Fluorescence Study of the Interaction between the TAT‐PTD Peptide and the Lipid Bilayer

The mechanism of internalization of cationic peptides into the cells is unknown. We used fluorescence spectroscopy to study the interaction between Protein Transduction Domain of the HIV‐1 TAT protein (TAT‐PTD; residues 47–60 of TAT, fluorescently labeled with tryptophan) and the lipid bilayer in the form of small unilamellar lipid vesicles (SUV). The TAT‐PTD tryptophan exhibited a decrease in fluorescence intensity and increase in anisotropy upon the interaction with SUV, which was proportional with the negative charge density in the membrane.

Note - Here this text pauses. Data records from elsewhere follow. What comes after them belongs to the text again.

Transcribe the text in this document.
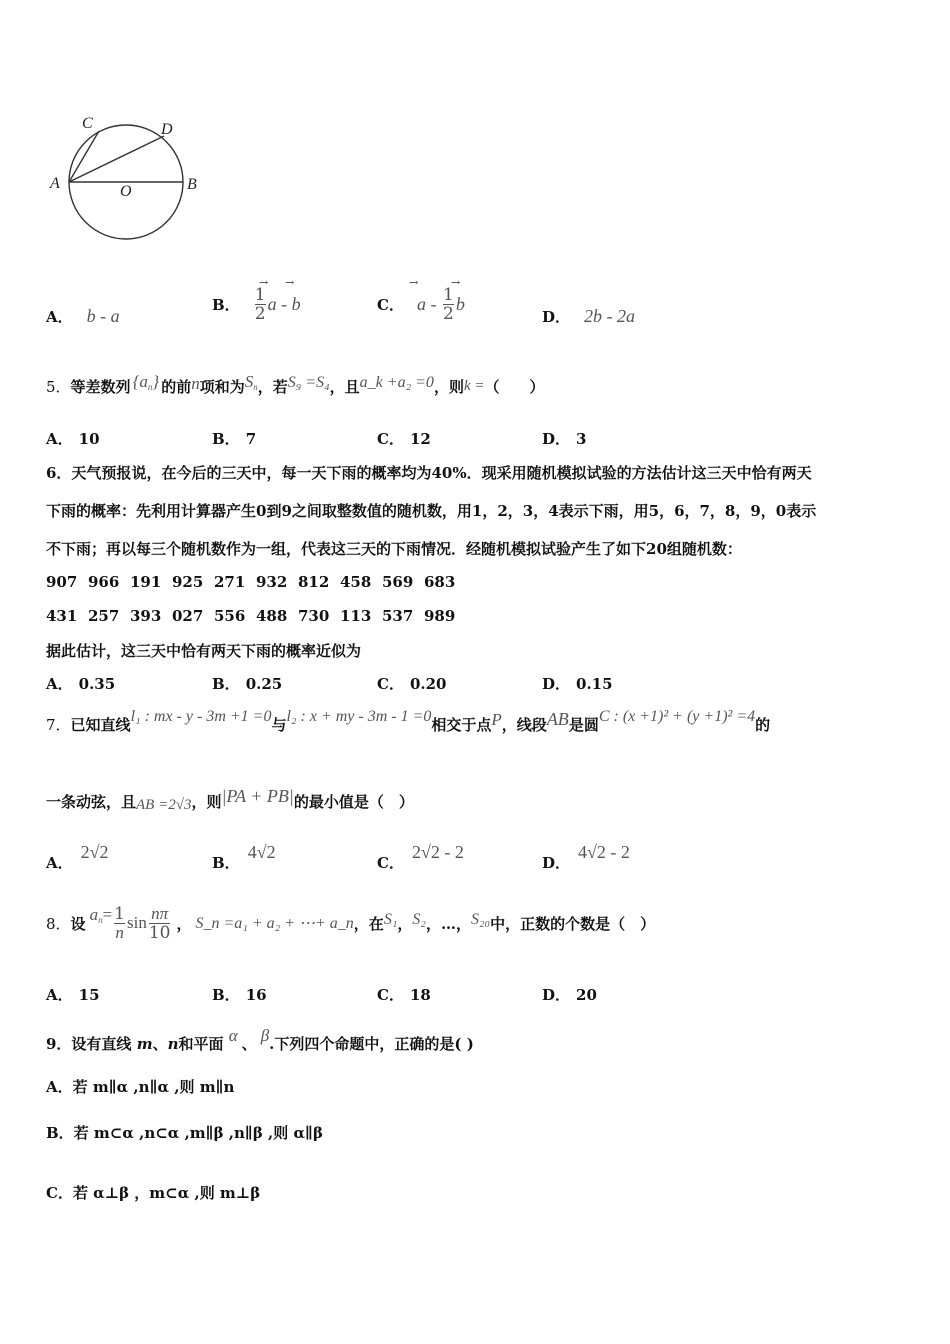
A	B
C	D
O
A． b - a
B． $\frac{1}{2}$ a - b
→ →
C． a - $\frac{1}{2}$ b
→	→
D． 2b - 2a
5．等差数列 $\{a_n\}$ 的前n项和为$S_n$，若S₉ =S₄，且a_k +a₂ =0，则k =（　　）
A． 10	B． 7	C． 12	D． 3
6．天气预报说，在今后的三天中，每一天下雨的概率均为40%．现采用随机模拟试验的方法估计这三天中恰有两天
下雨的概率：先利用计算器产生0到9之间取整数值的随机数，用1，2，3，4表示下雨，用5，6，7，8，9，0表示
不下雨；再以每三个随机数作为一组，代表这三天的下雨情况．经随机模拟试验产生了如下20组随机数：
907 966 191 925 271 932 812 458 569 683
431 257 393 027 556 488 730 113 537 989
据此估计，这三天中恰有两天下雨的概率近似为
A． 0.35	B． 0.25	C． 0.20	D． 0.15
7．已知直线l₁ : mx - y - 3m +1 =0与l₂ : x + my - 3m - 1 =0相交于点P，线段AB是圆C : (x +1)² + (y +1)² =4的
一条动弦，且AB =2√3，则|PA + PB|的最小值是（　）
A．2√2
B．4√2
C．2√2 - 2
D．4√2 - 2
8． 设 $a_n = \frac{1}{n}$ $\sin \frac{n\pi}{10}$ ， S_n =a₁ + a₂ + ⋯+ a_n ，在 S₁ ， S₂ ，…， S₂₀ 中，正数的个数是（　）
A． 15	B． 16	C． 18	D． 20
9．设有直线 m、n和平面 α 、 β.下列四个命题中，正确的是( )
A．若 m∥α ,n∥α ,则 m∥n
B．若 m⊂α ,n⊂α ,m∥β ,n∥β ,则 α∥β
C．若 α⊥β ，m⊂α ,则 m⊥β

Kinetic analysis of the interaction showed two apparent dissociation constants. Kd1 was independent of the negative charge density and accounted for 24% of the interaction, whereas Kd2, contributing 76% to the interaction, decreased linearly with the density of negative charge in the membrane, suggesting an electrostatic nature of the latter interaction. The former could not be inhibited by high salt, suggesting its van der Waals or hydrophobic nature. TAT‐PTD did not dissipate membrane potential (165 mV, negative inside), nor did it affect fluorescence anisotropy of the membrane fluorescence probes TMA‐DPH or DPH, indicating preserved membrane integrity upon TAT‐PTD binding. When the pyrene‐labeled phosphatidyl glycerol was included in the membrane, TAT‐PTD induced pyrene excimer formation, but only at the temperature above the melting point of the lipid. Thus, the two prerequisites for a strong binding of TAT‐PTD to the lipid membrane are the presence of the negative charge and the liquid crystalline phase of the lipid bilayer.